床のおはなし~どこからやってきた!?フローリング~(みどりのアトリエ建築日誌2)

「みどりのアトリエ」は、2種類の木材を利用したフローリングです。ではそのフローリングはどうやって作られたのでしょう。

 

なんと、ヒノキのフローリングは製材から加工まで全てアカデミーで行いました。

 

①製材、乾燥、木取り

 学校の演習林から下してきた丸太を板状に挽いていきます。建築専攻の吉野先生には大お世話になりました。

 次に、挽いた材は丁寧に桟積みして人工乾燥機に5日間ほどかけます。桟積みを丁寧に行うことによって材の狂いを防止することができます。

乾燥した材は次に実寸の材まで削ります。このことを木取りと言います。今回は幅120㎜厚さ30㎜長さ4mの材を木取りしました。

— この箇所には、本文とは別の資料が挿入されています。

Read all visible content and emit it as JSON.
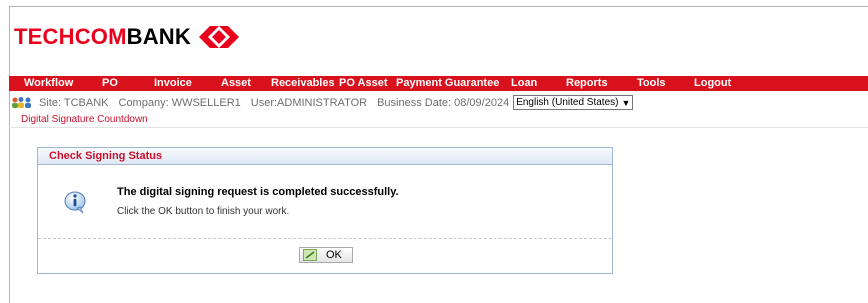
{
  "brand": {
    "part1": "TECHCOM",
    "part2": "BANK"
  },
  "menu": [
    {
      "label": "Workflow",
      "x": 0
    },
    {
      "label": "PO",
      "x": 0
    },
    {
      "label": "Invoice",
      "x": 0
    },
    {
      "label": "Asset",
      "x": 0
    },
    {
      "label": "Receivables",
      "x": 0
    },
    {
      "label": "PO Asset",
      "x": 0
    },
    {
      "label": "Payment Guarantee",
      "x": 0
    },
    {
      "label": "Loan",
      "x": 0
    },
    {
      "label": "Reports",
      "x": 0
    },
    {
      "label": "Tools",
      "x": 0
    },
    {
      "label": "Logout",
      "x": 0
    }
  ],
  "info": {
    "site": "Site: TCBANK",
    "company": "Company: WWSELLER1",
    "user": "User:ADMINISTRATOR",
    "business_date": "Business Date: 08/09/2024",
    "language": "English (United States)"
  },
  "subnav": {
    "link": "Digital Signature Countdown"
  },
  "dialog": {
    "title": "Check Signing Status",
    "message": "The digital signing request is completed successfully.",
    "instruction": "Click the OK button to finish your work.",
    "ok_label": "OK"
  },
  "colors": {
    "brand_red": "#d9111d",
    "panel_border": "#9fb8d6"
  },
  "icons": [
    "users-icon",
    "info-icon",
    "pen-icon",
    "chevron-down-icon",
    "techcombank-logo-icon"
  ]
}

 アカデミーには春から高性能な4面鉋が導入され、木取りの作業効率が一気に上がりました。

②フローリング 実加工

 木取りまでの作業ができたら、次に実加工をアカデミーの木工房で行います。実加工とは、

 木の両端に凹凸の加工を行い、組み合わせるよう加工することです。

 

 深さと幅を決めて、昇降盤をセットします。このセットは木工専攻の先生方に完璧な状態にセットしてもらいました。

木工専攻の先生方、総動員でセットしていただきました。

 セットしてたら、あとは削っていくだけです。と言ってもこれが中々大変で、2m近くある材を昇降盤に掛けるわけですから、掛ける人と受けとる人の二人掛りの作業です。材が浮かないように、曲がらないように材をかけていきました。

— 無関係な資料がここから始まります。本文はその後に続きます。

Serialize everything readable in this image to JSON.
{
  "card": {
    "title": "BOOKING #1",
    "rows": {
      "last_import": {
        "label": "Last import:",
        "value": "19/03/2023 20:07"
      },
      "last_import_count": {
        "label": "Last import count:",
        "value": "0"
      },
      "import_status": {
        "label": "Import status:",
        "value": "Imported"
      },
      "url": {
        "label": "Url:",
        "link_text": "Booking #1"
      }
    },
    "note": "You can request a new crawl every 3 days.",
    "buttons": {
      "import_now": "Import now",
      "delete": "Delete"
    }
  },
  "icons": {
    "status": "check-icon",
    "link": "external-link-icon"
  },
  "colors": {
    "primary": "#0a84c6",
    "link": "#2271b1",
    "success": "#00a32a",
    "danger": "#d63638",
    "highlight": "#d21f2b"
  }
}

3日掛りでようやく材が完成しました。協力していただいたかた、本当にありがとうございました。

④フローリングを貼る

 みどりのアトリエでは、フローリングを貼り上足で利用してもらう設計になっています。

 床に根太を置き、その間にウッドファイバーを敷き詰めフローリングを貼っていきます。端から丁寧に貼っていきます。

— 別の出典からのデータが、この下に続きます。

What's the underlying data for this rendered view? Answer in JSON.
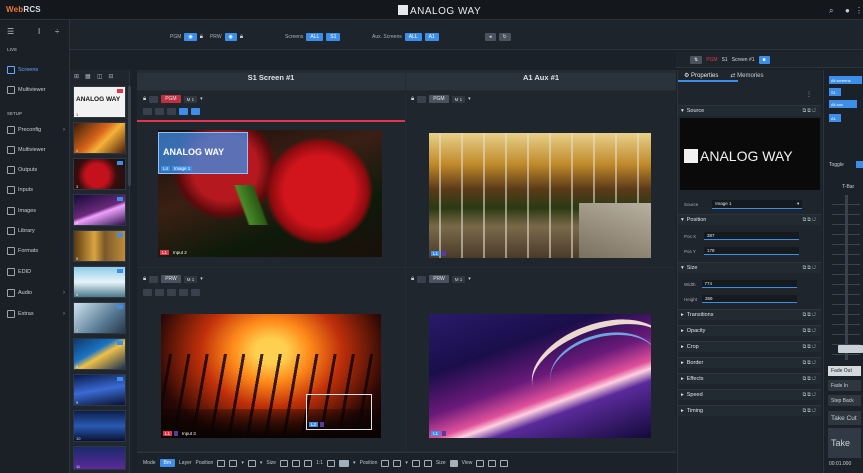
{
  "app": {
    "name_prefix": "Web",
    "name_suffix": "RCS",
    "brand": "ANALOG WAY"
  },
  "sidebar": {
    "section_live": "LIVE",
    "section_setup": "SETUP",
    "live_items": [
      {
        "label": "Screens"
      },
      {
        "label": "Multiviewer"
      }
    ],
    "setup_items": [
      {
        "label": "Preconfig"
      },
      {
        "label": "Multiviewer"
      },
      {
        "label": "Outputs"
      },
      {
        "label": "Inputs"
      },
      {
        "label": "Images"
      },
      {
        "label": "Library"
      },
      {
        "label": "Formats"
      },
      {
        "label": "EDID"
      },
      {
        "label": "Audio"
      },
      {
        "label": "Extras"
      }
    ]
  },
  "toolbar": {
    "pgm": "PGM",
    "prw": "PRW",
    "screens": "Screens",
    "aux_screens": "Aux. Screens",
    "all": "ALL",
    "s1": "S1",
    "a1": "A1"
  },
  "thumbs": {
    "numbers": [
      "1",
      "2",
      "3",
      "4",
      "5",
      "6",
      "7",
      "8",
      "9",
      "10",
      "11",
      "12"
    ]
  },
  "screens": {
    "s1_title": "S1 Screen #1",
    "a1_title": "A1 Aux #1",
    "pgm": "PGM",
    "prw": "PRW",
    "m1": "M 1",
    "overlay_brand": "ANALOG WAY",
    "image_label": "Image 1",
    "input2": "Input 2",
    "input3": "Input 3",
    "l1": "L1",
    "l2": "L2",
    "l3": "L3",
    "l4": "L4"
  },
  "bottombar": {
    "mode": "Mode",
    "bm": "Bm",
    "layer": "Layer",
    "position": "Position",
    "size": "Size",
    "ratio": "1:1",
    "position2": "Position",
    "size2": "Size",
    "view": "View"
  },
  "properties": {
    "tab_properties": "Properties",
    "tab_memories": "Memories",
    "pgm": "PGM",
    "s1": "S1",
    "screen": "Screen #1",
    "source_section": "Source",
    "source_label": "Source",
    "source_value": "Image 1",
    "position_section": "Position",
    "pos_x_label": "Pos X",
    "pos_x": "387",
    "pos_y_label": "Pos Y",
    "pos_y": "178",
    "size_section": "Size",
    "width_label": "Width",
    "width": "774",
    "height_label": "Height",
    "height": "359",
    "collapsed": [
      "Transitions",
      "Opacity",
      "Crop",
      "Border",
      "Effects",
      "Speed",
      "Timing"
    ]
  },
  "rightpanel": {
    "all_screens": "All screens",
    "s1": "S1",
    "all_aux": "All aux",
    "a1": "A1",
    "toggle": "Toggle",
    "tbar": "T-Bar",
    "fade_out": "Fade Out",
    "fade_in": "Fade In",
    "step_back": "Step Back",
    "take_cut": "Take Cut",
    "take": "Take",
    "time": "00:01.000"
  },
  "colors": {
    "accent": "#3d8ee8",
    "red": "#e2344a",
    "bg": "#1b2128"
  }
}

 根太ボンドを引いて、設置して端をビス止めしてフロア釘を打つ、それの繰り返しです。文章に書くと簡単そうに見えるのですが、一筋縄にはいきません。

 材が湿気を吸って曲がって、片方の端を入れいるともう片方の端が浮いてしまうみたいなことあったりしました。

 なかなか、苦戦はしましたがいろんな人に手伝ってくれ無事完成することができました。

床下の断熱については、既存の床下にウールブレス100㎜が入っており、それに加え根太の間に40㎜のウッドファイバー(イケダコーポレーション シュタイコを手で剥いだもの)を敷き詰めました。上足の利用を想定しているため、断熱の強化を施しました。

ウッドファイバーとは、自然系の断熱材の1つです。原料は循環型(成長資源・リサイクル)の間伐材や古材などの木材です。間伐材や古材のチップを高温の水蒸気で繊維状にほぐし、繊維をマット状や板状に自己接着性で圧縮成形したものです。

みどりのアトリエのフローリングは2種類の材が使われており、入口から近い方がヒノキのフローリング、奥がスギのフローリングになります。ヒノキのフローリングは自分達で加工したもので、奥のフローリングは卒業生が試験で使ったスギ材をリユースして使っています。

 

 みどりのアトリエのフローリングは製材から加工、設置まで全てアカデミーでまかなった100%アカデミー材になります。皆さんも、みどりのアトリエに来た際は足で材を踏んで味わってほしいと思っています。